TDM 40100: Project 9 — 2023
Motivation: Images are everywhere, and images are data! We will take some time to dig more into working with images as data in this project.
Context: In the previous project, we were able to isolate and display the Y, Cb and Cr channels of our ballpit.jpg
image, and we applied an image histogram equalization technique to Y and then merged 3 components, to an equalized image. We understood the structure of an image and how the image’s luminance (Y) and chrominance (Cb and Cr) contributed to the whole image. The human eye is more sensitive to the Y Channel than color channels Cb & Cr. In this project, we will continue to work with 'YCbCr` images as we delve into some image compression techniques, we will implement a variation of jpeg image compression!
Scope: Python, images, openCV, YCbCr, downsampling, discrete cosine transform, quantization
Dataset(s)
The following questions will use the following dataset(s):
-
/anvil/projects/tdm/data/images/ballpit.jpg
Questions
Some helpful links that are really useful.
JPEG is a lossy compression format and an example of transform based compression.

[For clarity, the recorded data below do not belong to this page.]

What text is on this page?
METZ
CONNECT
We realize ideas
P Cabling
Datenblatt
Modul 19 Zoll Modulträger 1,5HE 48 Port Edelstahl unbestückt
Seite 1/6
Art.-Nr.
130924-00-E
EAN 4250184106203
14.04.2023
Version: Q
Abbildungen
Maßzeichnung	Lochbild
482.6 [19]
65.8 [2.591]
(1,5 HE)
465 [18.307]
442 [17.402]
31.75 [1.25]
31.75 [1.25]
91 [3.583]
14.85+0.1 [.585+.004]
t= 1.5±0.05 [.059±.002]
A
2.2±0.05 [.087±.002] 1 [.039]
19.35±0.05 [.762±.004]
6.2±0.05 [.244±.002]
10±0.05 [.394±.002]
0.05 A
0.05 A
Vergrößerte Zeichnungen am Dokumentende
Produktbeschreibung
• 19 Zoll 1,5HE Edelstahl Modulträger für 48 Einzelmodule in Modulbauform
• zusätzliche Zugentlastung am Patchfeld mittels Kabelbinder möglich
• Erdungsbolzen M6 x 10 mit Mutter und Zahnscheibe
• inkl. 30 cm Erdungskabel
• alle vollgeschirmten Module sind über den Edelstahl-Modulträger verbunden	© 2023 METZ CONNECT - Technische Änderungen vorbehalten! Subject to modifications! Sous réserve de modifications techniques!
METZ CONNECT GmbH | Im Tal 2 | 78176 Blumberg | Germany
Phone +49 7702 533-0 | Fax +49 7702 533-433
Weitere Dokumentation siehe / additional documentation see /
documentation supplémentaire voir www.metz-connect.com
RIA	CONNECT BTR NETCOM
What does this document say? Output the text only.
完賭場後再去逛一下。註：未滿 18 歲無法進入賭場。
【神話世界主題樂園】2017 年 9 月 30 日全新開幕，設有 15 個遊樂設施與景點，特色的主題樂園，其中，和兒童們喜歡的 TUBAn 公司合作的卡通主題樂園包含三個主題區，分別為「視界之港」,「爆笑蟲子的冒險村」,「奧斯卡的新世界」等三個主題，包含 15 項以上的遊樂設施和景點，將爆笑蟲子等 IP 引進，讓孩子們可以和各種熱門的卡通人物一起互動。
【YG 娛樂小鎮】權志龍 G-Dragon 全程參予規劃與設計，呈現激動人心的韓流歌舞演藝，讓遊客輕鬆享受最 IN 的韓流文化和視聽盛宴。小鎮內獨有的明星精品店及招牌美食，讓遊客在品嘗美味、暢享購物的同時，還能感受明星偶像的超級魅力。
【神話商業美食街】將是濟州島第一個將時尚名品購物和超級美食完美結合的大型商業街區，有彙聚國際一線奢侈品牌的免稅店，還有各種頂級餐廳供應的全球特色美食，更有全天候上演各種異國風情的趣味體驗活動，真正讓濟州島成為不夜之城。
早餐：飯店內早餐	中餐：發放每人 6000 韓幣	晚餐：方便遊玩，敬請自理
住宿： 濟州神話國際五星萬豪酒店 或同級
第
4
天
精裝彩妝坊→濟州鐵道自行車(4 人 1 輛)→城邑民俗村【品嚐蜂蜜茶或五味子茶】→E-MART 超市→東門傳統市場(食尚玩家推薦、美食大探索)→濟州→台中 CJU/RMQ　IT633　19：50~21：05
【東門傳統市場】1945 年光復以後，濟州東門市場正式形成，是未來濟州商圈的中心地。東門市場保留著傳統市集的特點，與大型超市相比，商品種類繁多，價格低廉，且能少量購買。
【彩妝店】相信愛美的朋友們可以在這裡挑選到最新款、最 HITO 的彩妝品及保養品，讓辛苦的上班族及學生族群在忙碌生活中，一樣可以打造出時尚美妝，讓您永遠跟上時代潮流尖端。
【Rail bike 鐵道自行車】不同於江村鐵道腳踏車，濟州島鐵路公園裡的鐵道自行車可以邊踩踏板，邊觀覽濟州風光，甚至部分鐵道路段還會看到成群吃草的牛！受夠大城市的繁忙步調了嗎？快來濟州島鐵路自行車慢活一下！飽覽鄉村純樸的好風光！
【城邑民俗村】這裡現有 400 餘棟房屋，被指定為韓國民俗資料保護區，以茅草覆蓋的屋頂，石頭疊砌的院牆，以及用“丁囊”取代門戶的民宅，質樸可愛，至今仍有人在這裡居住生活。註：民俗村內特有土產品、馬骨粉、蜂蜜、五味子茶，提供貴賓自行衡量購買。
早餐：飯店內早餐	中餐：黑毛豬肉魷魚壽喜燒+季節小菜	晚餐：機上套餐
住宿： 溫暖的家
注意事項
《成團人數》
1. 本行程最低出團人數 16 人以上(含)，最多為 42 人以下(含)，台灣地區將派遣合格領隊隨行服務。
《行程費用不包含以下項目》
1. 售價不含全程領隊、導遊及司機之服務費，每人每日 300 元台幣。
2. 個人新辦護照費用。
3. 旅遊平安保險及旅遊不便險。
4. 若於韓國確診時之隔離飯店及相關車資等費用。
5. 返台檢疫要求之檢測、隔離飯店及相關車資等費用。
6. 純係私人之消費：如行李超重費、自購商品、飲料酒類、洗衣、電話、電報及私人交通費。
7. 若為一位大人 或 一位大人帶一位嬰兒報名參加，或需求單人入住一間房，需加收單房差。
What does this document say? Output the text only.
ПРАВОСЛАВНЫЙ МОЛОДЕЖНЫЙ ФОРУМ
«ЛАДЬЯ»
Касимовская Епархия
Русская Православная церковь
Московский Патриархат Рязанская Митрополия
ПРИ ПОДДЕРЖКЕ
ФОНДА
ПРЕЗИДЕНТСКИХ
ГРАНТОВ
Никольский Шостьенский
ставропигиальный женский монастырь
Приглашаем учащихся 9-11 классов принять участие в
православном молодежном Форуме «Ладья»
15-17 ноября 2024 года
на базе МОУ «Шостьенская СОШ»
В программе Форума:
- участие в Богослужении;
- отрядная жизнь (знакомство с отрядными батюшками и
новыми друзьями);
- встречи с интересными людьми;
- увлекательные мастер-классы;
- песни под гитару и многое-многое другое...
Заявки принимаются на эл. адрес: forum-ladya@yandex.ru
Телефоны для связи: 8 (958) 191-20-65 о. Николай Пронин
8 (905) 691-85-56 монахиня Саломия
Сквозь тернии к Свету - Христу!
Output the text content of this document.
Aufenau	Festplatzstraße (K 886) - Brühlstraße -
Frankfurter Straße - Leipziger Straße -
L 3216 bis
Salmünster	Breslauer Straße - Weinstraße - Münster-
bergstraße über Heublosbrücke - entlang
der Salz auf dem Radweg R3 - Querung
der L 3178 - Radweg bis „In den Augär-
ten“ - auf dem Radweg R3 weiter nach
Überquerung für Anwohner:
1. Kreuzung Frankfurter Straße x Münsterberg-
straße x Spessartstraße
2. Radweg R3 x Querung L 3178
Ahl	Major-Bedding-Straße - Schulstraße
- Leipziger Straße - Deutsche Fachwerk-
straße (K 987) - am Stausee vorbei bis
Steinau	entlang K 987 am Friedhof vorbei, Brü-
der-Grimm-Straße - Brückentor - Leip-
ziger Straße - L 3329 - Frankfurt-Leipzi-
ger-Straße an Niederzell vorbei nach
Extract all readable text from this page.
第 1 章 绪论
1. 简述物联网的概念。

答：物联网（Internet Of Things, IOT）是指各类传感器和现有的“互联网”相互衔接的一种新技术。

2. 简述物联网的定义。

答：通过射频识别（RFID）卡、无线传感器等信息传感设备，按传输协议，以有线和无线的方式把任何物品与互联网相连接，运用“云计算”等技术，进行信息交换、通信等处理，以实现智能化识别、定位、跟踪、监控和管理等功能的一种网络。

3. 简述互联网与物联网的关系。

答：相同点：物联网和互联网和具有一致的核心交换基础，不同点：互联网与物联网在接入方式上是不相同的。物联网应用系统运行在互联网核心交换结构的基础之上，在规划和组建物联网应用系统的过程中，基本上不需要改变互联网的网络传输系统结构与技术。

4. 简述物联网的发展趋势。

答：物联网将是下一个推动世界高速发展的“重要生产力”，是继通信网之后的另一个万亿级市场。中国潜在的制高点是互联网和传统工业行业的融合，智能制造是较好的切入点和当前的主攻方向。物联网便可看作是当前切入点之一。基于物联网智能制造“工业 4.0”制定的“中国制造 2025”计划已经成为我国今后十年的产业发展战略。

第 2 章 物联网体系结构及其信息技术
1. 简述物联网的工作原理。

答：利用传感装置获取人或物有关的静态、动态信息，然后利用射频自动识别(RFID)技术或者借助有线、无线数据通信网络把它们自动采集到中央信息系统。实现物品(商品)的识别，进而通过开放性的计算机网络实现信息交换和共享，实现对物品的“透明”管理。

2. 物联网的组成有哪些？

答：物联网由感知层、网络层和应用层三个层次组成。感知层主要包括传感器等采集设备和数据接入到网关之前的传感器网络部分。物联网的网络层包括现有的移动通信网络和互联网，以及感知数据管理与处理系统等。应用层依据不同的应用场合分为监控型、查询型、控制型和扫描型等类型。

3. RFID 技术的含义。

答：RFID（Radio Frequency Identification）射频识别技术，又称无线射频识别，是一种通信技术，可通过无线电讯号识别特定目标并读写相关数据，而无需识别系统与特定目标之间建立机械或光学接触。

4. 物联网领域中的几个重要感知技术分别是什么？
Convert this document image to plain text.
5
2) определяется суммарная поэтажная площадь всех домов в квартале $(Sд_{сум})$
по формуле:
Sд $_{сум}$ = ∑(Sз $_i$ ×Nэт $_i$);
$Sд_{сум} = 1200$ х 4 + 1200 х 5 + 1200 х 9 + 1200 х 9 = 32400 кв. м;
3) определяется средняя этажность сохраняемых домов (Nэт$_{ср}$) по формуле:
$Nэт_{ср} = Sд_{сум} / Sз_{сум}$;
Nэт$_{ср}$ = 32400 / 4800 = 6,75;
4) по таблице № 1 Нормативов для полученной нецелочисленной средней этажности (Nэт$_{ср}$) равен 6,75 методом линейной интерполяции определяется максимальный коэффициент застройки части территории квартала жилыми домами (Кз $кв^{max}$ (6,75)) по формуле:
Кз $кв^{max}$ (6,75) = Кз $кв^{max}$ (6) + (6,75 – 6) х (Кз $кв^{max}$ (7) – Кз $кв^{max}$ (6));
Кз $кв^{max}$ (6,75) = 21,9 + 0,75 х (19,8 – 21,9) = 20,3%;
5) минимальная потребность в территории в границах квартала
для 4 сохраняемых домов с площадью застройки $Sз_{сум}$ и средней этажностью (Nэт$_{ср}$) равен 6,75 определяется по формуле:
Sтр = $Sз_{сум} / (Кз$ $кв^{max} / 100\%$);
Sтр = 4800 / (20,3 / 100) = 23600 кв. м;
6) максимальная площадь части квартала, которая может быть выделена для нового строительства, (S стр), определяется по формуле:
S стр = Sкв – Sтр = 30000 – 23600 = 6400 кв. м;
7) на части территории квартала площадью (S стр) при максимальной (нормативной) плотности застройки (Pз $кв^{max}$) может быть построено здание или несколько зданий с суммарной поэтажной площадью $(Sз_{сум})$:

Lossy compression means that you can’t retrieve the information that was lost during the compression process. In a nutshell, these methods use statistics to identify and discard redundant data. |
Since the human eye is more sensitive to the Y Channel than color channels, we can reduce the resolution of the color components to achieve image compression. we will first need to import some libraries
To read the image, we will use openCV
Then convert the image from default rgb format to YCrCb format
|
Question 1 (2 pts)
First we will use a downsample technique, to compress an image by reducing the resolution of the color channels. It will return a YCrCb image with lower resolution.
The following statement downsamples the image Cr channel to half (0.5) by using cv2.resize
ballpit_reduce = cv2.resize(ballpit_ycrcb[:,:,1],(0,0),fx=0.5,fy=0.5)
Then we will need to use cv2.resize()
to upsample the resolution reduced image to the original size by using the original image size’s tuple
cv2.resize(ballpit_reduce,(ballpit_ycrcb.shape[1],ballpit_ycrcb.shape[0]))
-
Please write a function named compress_downsample, it will take 3 arguments, a
jpg
file, a float number (fx) for the width downsampling factor; a float number (fy) for the Height downsampling factor. The returns will be a compressed ( downsampled ) image -
Visualize the compressed image aligned with original image
-
Calculate the compression ratio
You may use cv2.imwrite to save the compressed image to a file, get the size of it and divide by size of original image file
|
Question 2 (1 pt)
Second let’s look into the discrete cosine transform technique
Per MathWorks, the discrete cosine transform has the property that visually significant information about an image is concentrated in just a few coefficients of the resulting signal data. Meaning, if we are able to capture the majority of the visually-important data from just a few coefficients, there is a lot of opportunity to reduce the amount of data we need to keep. So DCT is a technique allow the important parts of an image separated from the unimportant ones. |
E.g.
We will need to split the previous created ballpit_ycrcb
into 3 Channels
y_c, cr_c,cb_c = cv2.split(ballpit_ycrcb)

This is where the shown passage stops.